As illustrated by Holmes’ false cry of fire example, intentionally false statements have never been regarded as valuable speech. Thus, the First Amendment has always been understood to allow legal punishment for defamation, perjury and fraud. At the same time, though, the Supreme Court has been understandably wary of allowing the government to criminally prosecute factually false political statements that do not directly and concretely harm specific individuals. The assumption has always been that in the absence of such specific and concrete harm, the government shouldn’t be trusted to decide which false statements to punish and which to overlook.
Because the risk of political manipulation is so great, traditionally we have relied on the marketplace of ideas to deal with this problem. But with the advent of social media, and the extraordinary proliferation of such lies, the danger to constructive public discourse is now greater than ever. This is a serious challenge for the future.

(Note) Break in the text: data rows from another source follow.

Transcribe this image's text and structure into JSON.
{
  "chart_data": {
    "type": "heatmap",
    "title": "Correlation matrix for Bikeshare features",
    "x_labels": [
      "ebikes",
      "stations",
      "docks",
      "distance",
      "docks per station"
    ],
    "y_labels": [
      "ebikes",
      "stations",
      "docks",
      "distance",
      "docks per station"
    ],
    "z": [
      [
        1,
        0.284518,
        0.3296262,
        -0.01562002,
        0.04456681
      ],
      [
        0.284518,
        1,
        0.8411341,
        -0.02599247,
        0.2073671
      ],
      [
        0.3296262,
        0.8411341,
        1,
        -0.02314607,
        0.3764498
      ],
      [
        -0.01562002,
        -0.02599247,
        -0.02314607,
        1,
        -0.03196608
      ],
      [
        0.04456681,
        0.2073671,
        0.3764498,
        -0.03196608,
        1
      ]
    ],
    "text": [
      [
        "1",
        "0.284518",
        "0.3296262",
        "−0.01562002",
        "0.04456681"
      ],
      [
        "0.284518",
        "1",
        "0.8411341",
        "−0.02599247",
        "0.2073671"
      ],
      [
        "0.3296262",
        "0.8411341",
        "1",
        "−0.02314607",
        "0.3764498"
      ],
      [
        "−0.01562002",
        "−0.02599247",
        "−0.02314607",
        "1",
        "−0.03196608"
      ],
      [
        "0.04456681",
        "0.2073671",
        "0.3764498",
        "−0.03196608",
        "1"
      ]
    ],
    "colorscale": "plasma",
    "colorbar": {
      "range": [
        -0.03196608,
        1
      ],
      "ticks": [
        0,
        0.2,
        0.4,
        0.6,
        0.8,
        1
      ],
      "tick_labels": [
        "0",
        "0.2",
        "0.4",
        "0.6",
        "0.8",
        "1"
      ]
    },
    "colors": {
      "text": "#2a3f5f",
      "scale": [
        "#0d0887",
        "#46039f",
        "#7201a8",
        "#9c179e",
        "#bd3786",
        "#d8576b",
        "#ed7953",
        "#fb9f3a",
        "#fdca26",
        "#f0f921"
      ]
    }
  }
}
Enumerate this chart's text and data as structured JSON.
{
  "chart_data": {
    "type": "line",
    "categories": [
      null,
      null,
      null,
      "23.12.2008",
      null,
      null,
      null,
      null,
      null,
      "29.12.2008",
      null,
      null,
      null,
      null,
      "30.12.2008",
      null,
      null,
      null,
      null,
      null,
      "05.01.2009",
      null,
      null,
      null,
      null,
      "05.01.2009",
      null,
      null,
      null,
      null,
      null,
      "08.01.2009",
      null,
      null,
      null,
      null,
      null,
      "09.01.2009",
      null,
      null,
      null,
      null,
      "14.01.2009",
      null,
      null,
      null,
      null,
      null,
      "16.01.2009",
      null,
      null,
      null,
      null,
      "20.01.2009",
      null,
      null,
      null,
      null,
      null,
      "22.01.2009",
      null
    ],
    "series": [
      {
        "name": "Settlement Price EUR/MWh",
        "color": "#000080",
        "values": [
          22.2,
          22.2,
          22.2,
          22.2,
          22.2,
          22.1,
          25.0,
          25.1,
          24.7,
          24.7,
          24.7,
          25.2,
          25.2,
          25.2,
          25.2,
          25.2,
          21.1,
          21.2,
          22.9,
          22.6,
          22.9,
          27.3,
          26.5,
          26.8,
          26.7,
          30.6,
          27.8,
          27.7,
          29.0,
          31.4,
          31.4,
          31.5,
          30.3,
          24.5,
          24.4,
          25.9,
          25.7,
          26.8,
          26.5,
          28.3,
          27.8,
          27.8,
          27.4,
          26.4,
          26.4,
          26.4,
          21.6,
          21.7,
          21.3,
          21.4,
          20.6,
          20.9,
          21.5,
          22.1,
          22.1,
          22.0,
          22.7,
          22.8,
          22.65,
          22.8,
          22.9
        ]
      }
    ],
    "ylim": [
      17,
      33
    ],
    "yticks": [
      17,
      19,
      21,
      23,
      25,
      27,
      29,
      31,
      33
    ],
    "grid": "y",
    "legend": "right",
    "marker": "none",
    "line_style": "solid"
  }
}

On the one hand, we do not want the proliferation of such lies to damage public debate; on the other hand, we do not want government to pick-and-choose which false statements to punish.
Third, there is the ever-growing problem of money in the political process. Although many states and the national government have enacted regulations designed to limit the destructive and corrupting influence of money in our democracy, the conservative justices on the Supreme Court in Citizens United and subsequent decisions have held that such restrictions violate the First Amendment. These decisions were wrong.
Just as government can constitutionally have equal-time rules in presidential debates, so too should it be permitted to enact regulations designed both to create a fairer political discourse and to limit the undue influence of money on politics. Because such regulations are not targeted at any particular points of view, but regulate speech in any even-handed manner, much like restrictions on the use of loudspeakers after 10 at night in residential neighborhoods, they do not raise core First Amendment concerns.
The conservative justices who have invalidated such restrictions have distorted the fundamental purpose of the First Amendment and done serious harm to our American political system. This needs to be corrected.